To receive caller details (including authid etc) at a procedure that is exposed for remote calling, you need to provide options while registering the procedure:

def myproc1(a, b, details = None):
   return a + b

yield self.register(myproc1, "com.myapp1.myproc1",
   options = RegisterOptions(details_arg = 'details', discloseCaller = True))

Later, when the myproc1 is invoked, the Router will forward caller information in details which will be of type autobahn.wamp.types.CallDetails (https://github.com/tavendo/AutobahnPython/blob/master/autobahn/autobahn/wamp/types.py#L256)

Two related examples are:

• https://github.com/tavendo/AutobahnPython/tree/master/examples/twisted/wamp/basic/rpc/options
• https://github.com/tavendo/AutobahnPython/tree/master/examples/twisted/wamp/auth/persona

[eranimo]

Thank you. I have another related question. How can I access a list of all connected clients in an ApplicationSession onJoin method (where pub/sub and rpc happens)? I'm trying to publish to all connected clients except a few that have a specific authid.

[oberstet]

You can't, since that information (who is subscribed on what) is only available at the WAMP Broker. The broker might run in the same process as the app, in another process or on another machine.

That being said, the "WAMP Advanced Profile" provides features for this, e.g. Crossbar will allow you to subscribe to wamp.metaevent.session.on_join which will fire whenever (another) session joins. And the information provided will contain the authid as well as the WAMP session IDs. You can then use those in exclude when doing your publish.

The "WAMP Advanced Profile" (https://github.com/tavendo/WAMP/blob/master/spec/advanced.md) is still in flux.

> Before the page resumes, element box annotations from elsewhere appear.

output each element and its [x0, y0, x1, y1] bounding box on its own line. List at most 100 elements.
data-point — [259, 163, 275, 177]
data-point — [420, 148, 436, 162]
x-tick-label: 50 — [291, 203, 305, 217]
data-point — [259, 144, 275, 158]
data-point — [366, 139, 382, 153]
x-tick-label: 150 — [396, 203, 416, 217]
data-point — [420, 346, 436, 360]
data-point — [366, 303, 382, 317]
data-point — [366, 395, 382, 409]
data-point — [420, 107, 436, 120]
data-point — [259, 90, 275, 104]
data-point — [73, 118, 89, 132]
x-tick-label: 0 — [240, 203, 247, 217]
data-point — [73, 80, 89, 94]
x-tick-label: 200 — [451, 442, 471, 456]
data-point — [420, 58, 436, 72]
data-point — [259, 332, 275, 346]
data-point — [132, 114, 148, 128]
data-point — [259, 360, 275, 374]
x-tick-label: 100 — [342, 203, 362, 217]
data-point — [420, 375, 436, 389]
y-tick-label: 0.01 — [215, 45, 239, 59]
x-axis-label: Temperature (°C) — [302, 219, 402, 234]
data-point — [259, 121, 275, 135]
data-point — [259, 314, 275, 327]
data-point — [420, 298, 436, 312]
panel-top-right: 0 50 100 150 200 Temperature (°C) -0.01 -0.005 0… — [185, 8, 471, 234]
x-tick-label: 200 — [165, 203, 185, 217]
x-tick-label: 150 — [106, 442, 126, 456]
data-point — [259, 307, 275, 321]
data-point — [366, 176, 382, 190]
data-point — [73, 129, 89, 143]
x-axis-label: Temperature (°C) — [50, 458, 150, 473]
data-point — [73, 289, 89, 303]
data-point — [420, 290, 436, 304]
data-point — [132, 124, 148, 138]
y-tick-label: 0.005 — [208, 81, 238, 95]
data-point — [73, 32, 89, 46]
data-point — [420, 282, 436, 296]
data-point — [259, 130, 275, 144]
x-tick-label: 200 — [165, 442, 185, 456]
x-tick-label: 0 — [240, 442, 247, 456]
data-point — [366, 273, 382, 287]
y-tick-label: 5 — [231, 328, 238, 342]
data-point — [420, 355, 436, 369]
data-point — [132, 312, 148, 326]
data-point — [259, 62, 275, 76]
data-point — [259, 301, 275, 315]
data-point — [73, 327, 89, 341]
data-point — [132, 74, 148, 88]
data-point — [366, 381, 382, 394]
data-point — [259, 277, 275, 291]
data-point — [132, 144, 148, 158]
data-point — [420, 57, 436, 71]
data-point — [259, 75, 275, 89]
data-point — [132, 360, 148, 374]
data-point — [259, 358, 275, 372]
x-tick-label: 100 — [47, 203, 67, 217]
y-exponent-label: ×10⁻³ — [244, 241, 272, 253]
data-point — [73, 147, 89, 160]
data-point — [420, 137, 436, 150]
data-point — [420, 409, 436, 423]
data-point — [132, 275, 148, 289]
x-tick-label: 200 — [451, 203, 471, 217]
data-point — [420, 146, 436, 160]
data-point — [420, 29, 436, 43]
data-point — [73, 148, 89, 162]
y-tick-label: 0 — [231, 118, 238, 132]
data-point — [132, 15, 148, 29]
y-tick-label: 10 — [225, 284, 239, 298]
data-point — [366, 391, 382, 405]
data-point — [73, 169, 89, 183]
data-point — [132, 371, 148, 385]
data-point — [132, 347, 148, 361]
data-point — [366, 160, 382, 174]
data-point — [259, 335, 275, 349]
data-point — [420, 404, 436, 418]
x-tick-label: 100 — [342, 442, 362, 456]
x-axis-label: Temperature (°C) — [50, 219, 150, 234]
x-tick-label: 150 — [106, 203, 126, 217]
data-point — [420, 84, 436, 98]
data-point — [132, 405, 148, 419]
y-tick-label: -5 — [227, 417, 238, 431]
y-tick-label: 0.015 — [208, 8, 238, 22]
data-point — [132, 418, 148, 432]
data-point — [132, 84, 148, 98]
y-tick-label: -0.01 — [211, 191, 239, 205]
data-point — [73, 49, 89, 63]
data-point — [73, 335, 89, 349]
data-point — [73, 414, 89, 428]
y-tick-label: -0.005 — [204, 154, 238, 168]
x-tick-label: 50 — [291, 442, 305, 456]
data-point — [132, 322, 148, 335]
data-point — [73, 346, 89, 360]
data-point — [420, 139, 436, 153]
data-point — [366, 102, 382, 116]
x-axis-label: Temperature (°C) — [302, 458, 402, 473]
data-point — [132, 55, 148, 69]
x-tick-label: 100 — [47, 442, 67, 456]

And WAMP implementations are not required to implement features from that.

Also probably of interest:

• https://github.com/tavendo/WAMP/blob/master/spec/advanced.md#subscriber-meta-events
• https://github.com/tavendo/WAMP/blob/master/spec/advanced.md#subscriber-list

[eranimo]

I can access all connected clients in a normal WebSocketServerFactory, why can't I do the same with WAMP? Do I have to rewrite my app in Crossbar in order to get this?

[oberstet]

No, a normal WebSocketServerFactory doesn't track it's connected clients. E.g. if you want to do it on top of WebSocketServerFactory, here is one option: https://github.com/tavendo/AutobahnPython/blob/master/examples/twisted/websocket/broadcast/server.py#L34

And with WampServerFactory in the old WAMP v1 implementation, the list of connected clients was considered "private" already. So the bad news is unfortunately: if you depend on direct access to the list of WAMP clients connected, this is kinda wrong ..

[eranimo]

How can one set the authid? I'm overriding RouterSession.onHello to return a Accept or Deny, but that happens on the registered RPCs, the authid is null on the onJoin details. Some examples on the docs how to implement basic session-based authentication would help.